Ihre Mutter, erstaunlich munter angesichts der Wodkamengen, die sie gestern abend in sich hineingeschüttet hat, trällert ein fröhliches: »Guten Morgen, Schatz! Kaffee?« Sie schwenkt einladend die Glaskanne.
»Ja, okay«, hört Alma sich sagen. »Aber ich muss ihn mitnehmen, bin sowieso schon spät dran, also tu ihn … « Sie greift nach ihrem Becher, dem mit dem zähnefletschenden Wildschwein, den Freeman ihr im Scherz geschenkt hat, aber er ist nicht da. Ihre Mutter hat aus unerfindlichen Gründen alles umgeräumt, nicht nur die Becher, sondern auch den Toaster, die Kaffeemaschine, die Mikrowelle und das Radio. Der Abfalleimer ist verschwunden. Die Fotos auf dem Kühlschrank sind willkürlich umarrangiert. Und wo ist der Kalender?

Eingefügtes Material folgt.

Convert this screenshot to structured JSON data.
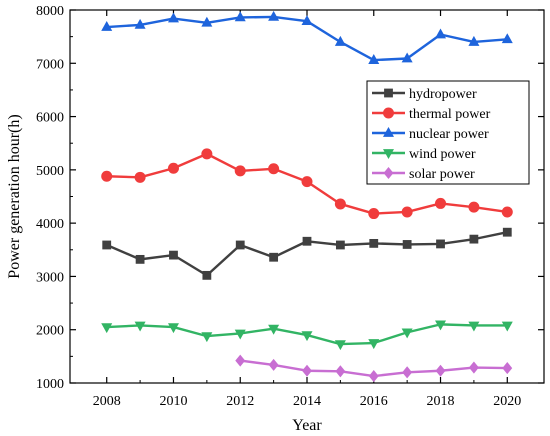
{
  "chart_data": {
    "type": "line",
    "xlabel": "Year",
    "ylabel": "Power generation hour(h)",
    "xlim": [
      2006.9,
      2021.1
    ],
    "ylim": [
      1000,
      8000
    ],
    "xticks": [
      2008,
      2010,
      2012,
      2014,
      2016,
      2018,
      2020
    ],
    "yticks": [
      1000,
      2000,
      3000,
      4000,
      5000,
      6000,
      7000,
      8000
    ],
    "grid": false,
    "legend_position": "top-right",
    "series": [
      {
        "name": "hydropower",
        "color": "#404040",
        "marker": "square",
        "x": [
          2008,
          2009,
          2010,
          2011,
          2012,
          2013,
          2014,
          2015,
          2016,
          2017,
          2018,
          2019,
          2020
        ],
        "values": [
          3590,
          3320,
          3400,
          3020,
          3590,
          3360,
          3660,
          3590,
          3620,
          3600,
          3610,
          3700,
          3830
        ]
      },
      {
        "name": "thermal power",
        "color": "#f03c3c",
        "marker": "circle",
        "x": [
          2008,
          2009,
          2010,
          2011,
          2012,
          2013,
          2014,
          2015,
          2016,
          2017,
          2018,
          2019,
          2020
        ],
        "values": [
          4880,
          4860,
          5030,
          5300,
          4980,
          5020,
          4780,
          4360,
          4180,
          4210,
          4370,
          4300,
          4210
        ]
      },
      {
        "name": "nuclear power",
        "color": "#1e64dc",
        "marker": "triangle-up",
        "x": [
          2008,
          2009,
          2010,
          2011,
          2012,
          2013,
          2014,
          2015,
          2016,
          2017,
          2018,
          2019,
          2020
        ],
        "values": [
          7680,
          7720,
          7840,
          7760,
          7860,
          7870,
          7790,
          7400,
          7060,
          7090,
          7540,
          7400,
          7450
        ]
      },
      {
        "name": "wind power",
        "color": "#32b464",
        "marker": "triangle-down",
        "x": [
          2008,
          2009,
          2010,
          2011,
          2012,
          2013,
          2014,
          2015,
          2016,
          2017,
          2018,
          2019,
          2020
        ],
        "values": [
          2050,
          2080,
          2050,
          1880,
          1930,
          2020,
          1900,
          1730,
          1750,
          1950,
          2100,
          2080,
          2080
        ]
      },
      {
        "name": "solar power",
        "color": "#c86ed2",
        "marker": "diamond",
        "x": [
          2012,
          2013,
          2014,
          2015,
          2016,
          2017,
          2018,
          2019,
          2020
        ],
        "values": [
          1420,
          1340,
          1230,
          1220,
          1130,
          1200,
          1230,
          1290,
          1280
        ]
      }
    ]
  }
}
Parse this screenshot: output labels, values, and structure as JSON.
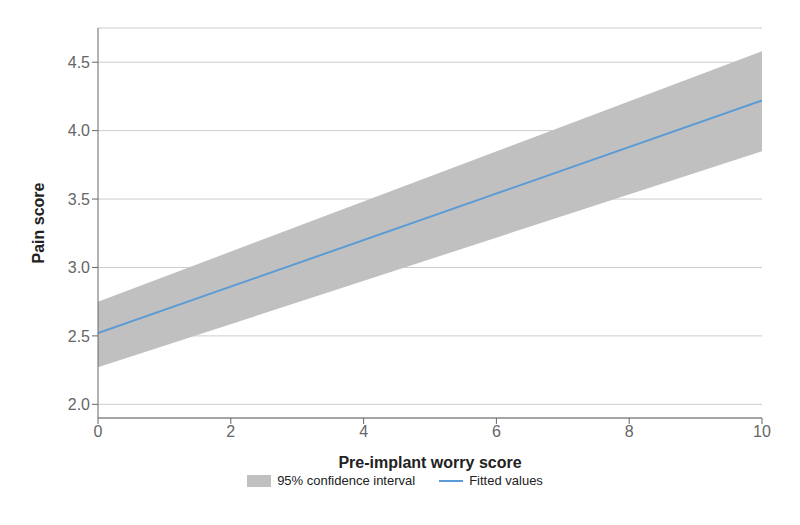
{
  "chart_data": {
    "type": "line",
    "xlabel": "Pre-implant worry score",
    "ylabel": "Pain score",
    "x": [
      0,
      10
    ],
    "series": [
      {
        "name": "Fitted values",
        "color": "#5b9bd5",
        "values": [
          2.52,
          4.22
        ]
      }
    ],
    "band": {
      "name": "95% confidence interval",
      "color": "#c0c0c0",
      "lower": [
        2.27,
        3.85
      ],
      "upper": [
        2.75,
        4.58
      ]
    },
    "xlim": [
      0,
      10
    ],
    "ylim": [
      1.9,
      4.75
    ],
    "xticks": [
      0,
      2,
      4,
      6,
      8,
      10
    ],
    "yticks": [
      {
        "value": 2.0,
        "label": "2.0"
      },
      2.5,
      {
        "value": 3.0,
        "label": "3.0"
      },
      3.5,
      {
        "value": 4.0,
        "label": "4.0"
      },
      4.5
    ],
    "grid": true,
    "legend": "bottom"
  }
}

Aber da ist der Kaffee, ihre Mutter schenkt ihn ein und fragt sie, ob sie nicht Zeit hat, wenigstens einen Happen zu essen, und sie sagt: »Nein, Mom, ich muss los«, gerade als Ed – auch er munter und noch immer athletisch gebaut, trotz der Hüfte – mit seiner morgendlichen Bloody Mary hereinkommt und sich an den Tisch setzt, wo ihn ein Teller mit gebratenem Speck und Rührei à la mexicaine erwartet. »Morgen«, sagt er.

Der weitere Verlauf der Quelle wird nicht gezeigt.